An article to be published on July 21, 2008 of the World Journal of Gastroenterology addresses this report. The research team led by Prof. Ben-Horin from the Gastroenterology department of Sheba Medical Center in Israel described a 54-year-old patient with long standing ulcerative colitis who experienced fever, diarrhea and abdominal pain 2 week after receiving corticosteroids as a treatment for severe cluster headaches.

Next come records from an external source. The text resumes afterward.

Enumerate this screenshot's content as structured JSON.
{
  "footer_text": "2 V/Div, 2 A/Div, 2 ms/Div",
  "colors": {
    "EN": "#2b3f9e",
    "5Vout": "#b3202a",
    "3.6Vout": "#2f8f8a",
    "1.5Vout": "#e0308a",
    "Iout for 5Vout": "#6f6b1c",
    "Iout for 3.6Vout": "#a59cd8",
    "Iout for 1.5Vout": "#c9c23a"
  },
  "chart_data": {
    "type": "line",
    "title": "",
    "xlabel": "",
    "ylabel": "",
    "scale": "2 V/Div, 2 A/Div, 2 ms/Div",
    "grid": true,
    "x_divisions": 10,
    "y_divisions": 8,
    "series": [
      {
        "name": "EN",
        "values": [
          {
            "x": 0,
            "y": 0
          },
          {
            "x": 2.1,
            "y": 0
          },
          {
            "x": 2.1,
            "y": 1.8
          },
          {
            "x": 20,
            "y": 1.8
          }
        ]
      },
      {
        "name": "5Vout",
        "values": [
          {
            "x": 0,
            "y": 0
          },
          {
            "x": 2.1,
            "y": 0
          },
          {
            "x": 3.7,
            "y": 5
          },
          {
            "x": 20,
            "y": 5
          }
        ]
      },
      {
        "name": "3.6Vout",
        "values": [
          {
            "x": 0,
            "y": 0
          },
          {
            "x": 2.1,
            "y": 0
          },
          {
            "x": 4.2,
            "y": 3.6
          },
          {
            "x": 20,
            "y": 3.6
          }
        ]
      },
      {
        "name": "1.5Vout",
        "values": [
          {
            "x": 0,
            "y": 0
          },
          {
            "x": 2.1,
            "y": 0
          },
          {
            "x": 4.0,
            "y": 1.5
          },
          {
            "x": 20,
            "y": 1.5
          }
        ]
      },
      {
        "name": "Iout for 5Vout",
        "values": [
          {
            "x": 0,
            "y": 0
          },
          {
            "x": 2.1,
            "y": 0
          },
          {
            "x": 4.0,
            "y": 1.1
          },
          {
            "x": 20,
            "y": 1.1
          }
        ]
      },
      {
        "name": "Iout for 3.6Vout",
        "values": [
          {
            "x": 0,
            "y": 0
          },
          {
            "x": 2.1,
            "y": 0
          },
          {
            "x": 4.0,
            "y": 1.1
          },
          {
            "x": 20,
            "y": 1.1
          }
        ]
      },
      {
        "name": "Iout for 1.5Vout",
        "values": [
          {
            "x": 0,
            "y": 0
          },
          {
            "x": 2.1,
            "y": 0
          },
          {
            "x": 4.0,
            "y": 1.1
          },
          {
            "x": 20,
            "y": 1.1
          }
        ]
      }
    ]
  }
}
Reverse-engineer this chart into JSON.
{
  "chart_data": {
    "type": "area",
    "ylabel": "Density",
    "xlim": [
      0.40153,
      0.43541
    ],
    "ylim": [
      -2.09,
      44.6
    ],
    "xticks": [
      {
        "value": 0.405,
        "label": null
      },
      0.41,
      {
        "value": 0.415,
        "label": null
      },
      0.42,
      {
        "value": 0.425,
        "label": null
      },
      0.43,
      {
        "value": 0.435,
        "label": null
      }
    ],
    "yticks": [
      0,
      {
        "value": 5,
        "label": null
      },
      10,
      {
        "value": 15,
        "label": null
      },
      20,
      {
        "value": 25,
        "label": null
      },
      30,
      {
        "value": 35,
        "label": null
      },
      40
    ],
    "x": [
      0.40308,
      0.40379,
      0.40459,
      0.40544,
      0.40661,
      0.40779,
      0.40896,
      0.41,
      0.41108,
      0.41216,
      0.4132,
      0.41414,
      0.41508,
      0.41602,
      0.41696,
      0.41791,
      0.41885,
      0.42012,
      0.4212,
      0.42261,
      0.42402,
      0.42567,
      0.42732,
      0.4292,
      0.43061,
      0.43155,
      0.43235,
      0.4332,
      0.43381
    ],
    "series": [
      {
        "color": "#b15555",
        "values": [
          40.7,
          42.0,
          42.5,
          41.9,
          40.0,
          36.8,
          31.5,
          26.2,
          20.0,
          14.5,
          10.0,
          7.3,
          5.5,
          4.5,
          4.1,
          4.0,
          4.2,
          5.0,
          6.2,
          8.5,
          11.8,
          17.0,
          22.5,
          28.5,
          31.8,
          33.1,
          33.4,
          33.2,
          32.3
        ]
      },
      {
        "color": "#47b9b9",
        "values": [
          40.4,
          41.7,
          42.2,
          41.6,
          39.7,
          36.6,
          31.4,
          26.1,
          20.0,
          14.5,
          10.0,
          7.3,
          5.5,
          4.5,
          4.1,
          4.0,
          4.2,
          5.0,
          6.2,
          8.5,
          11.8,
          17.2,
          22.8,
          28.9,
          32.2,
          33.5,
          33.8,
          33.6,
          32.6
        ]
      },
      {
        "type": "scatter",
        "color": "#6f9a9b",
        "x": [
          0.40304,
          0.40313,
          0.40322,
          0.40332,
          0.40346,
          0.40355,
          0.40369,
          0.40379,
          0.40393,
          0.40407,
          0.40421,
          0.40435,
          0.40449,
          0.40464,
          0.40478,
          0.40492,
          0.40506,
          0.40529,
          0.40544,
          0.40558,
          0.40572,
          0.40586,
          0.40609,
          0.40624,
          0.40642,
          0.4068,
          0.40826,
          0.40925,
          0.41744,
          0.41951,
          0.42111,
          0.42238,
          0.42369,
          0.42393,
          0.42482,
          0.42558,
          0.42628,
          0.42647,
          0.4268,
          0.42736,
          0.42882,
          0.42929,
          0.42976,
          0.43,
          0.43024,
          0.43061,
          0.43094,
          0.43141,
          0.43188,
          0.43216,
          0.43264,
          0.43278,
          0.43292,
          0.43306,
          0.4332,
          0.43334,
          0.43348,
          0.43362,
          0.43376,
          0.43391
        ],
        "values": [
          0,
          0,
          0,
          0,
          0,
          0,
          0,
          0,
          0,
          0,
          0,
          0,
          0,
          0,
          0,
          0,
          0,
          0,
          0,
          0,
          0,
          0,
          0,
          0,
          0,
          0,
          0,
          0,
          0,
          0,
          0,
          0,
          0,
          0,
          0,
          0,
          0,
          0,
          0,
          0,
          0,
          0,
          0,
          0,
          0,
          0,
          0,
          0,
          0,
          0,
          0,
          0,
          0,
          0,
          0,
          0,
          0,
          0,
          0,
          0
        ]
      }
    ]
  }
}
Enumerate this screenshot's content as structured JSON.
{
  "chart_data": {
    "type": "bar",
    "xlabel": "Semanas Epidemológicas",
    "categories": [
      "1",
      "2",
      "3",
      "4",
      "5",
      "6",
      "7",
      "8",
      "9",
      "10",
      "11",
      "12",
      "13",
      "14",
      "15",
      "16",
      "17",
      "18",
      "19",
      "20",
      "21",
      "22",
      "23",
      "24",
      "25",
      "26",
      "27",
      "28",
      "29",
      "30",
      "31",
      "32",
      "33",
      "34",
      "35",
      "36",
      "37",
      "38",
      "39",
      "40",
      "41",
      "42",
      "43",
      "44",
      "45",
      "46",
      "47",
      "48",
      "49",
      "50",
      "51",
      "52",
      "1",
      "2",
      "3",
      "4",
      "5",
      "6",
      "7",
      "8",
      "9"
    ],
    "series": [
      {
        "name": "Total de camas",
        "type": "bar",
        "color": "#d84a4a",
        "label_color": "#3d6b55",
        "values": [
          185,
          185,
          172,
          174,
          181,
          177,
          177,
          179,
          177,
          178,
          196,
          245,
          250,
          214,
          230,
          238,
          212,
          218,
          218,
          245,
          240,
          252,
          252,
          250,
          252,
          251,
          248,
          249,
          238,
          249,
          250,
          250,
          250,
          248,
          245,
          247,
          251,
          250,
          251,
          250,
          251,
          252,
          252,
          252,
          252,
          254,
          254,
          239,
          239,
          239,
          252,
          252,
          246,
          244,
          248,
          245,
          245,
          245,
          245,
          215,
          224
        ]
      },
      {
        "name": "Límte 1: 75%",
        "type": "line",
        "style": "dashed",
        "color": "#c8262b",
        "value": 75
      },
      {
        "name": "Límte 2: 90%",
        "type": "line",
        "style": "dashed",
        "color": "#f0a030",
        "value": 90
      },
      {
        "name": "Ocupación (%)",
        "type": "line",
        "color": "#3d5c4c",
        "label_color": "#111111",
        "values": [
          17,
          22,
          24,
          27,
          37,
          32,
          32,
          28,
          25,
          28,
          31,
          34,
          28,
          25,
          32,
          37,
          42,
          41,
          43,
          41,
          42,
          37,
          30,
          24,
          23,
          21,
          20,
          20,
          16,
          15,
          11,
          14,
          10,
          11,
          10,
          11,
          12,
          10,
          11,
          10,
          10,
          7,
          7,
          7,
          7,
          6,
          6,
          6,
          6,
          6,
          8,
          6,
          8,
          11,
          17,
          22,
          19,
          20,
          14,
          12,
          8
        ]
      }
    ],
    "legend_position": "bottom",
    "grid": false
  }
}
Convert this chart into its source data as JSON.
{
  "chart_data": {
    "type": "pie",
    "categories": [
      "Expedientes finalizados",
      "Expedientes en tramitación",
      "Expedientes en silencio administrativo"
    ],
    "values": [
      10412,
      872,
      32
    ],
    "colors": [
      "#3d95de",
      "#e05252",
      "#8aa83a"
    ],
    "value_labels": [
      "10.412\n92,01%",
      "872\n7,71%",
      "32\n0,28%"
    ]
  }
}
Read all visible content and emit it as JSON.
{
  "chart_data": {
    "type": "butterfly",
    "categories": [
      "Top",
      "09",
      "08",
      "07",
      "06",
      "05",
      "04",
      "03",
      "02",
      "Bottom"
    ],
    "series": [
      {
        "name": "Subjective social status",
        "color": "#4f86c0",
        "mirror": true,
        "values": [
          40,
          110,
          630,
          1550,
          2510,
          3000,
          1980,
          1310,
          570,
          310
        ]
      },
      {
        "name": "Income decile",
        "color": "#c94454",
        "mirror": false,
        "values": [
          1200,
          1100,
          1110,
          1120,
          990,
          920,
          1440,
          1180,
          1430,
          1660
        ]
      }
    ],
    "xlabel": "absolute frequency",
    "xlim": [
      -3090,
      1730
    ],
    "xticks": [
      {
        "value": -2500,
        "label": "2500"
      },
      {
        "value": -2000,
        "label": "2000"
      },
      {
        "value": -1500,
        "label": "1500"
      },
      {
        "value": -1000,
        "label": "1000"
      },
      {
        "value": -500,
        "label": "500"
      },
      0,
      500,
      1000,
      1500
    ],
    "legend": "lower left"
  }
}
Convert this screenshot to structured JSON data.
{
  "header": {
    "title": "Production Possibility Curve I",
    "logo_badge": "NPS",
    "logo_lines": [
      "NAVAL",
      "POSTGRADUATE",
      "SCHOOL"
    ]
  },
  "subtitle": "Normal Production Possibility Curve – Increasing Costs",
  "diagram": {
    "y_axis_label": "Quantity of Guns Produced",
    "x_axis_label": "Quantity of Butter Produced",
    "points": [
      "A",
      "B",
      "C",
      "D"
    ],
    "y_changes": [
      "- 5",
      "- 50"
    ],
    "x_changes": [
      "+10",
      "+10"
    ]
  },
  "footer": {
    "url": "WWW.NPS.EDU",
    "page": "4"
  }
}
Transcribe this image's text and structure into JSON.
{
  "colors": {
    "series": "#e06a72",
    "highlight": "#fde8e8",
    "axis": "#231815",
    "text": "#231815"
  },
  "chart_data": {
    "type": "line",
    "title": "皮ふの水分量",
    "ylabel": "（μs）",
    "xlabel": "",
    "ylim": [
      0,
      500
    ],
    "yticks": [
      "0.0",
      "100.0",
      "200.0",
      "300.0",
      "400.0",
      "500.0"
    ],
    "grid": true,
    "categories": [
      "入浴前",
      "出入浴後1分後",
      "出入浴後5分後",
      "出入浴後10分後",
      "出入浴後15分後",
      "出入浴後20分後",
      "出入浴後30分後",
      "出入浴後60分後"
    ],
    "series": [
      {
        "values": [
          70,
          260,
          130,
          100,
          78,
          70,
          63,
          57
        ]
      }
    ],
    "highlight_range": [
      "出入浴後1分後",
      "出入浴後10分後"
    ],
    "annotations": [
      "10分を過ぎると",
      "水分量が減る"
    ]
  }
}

After empiric antibiotics proved ineffective, the patient underwent upper and lower endoscopic studies. Biopsies obtained from the inflamed duodenal mucosa showed evidence of infection with the nematode Strongyloides stercoralis. This parasite is only found in certain tropic and sub-tropic areas of the world, but not in Israel. Thus, it was most likely acquired by the patient 20 years earlier, when he was residing in Brazil, and remained dormant until steroid treatment has weakened the patient immune resistance to this infection.
The patient made complete recovery following appropriate treatment with anti-parasitic drug. The researchers note that this patient's case underscores the need to exclude even rare parasitic infections that may mimic a flare-up of ulcerative colitis.
This is especially important before increasing immuno-suppression, since inhibition of the immune system by these drugs facilitates further dissemination of Strongyloides parasites and can result in a fatal infection.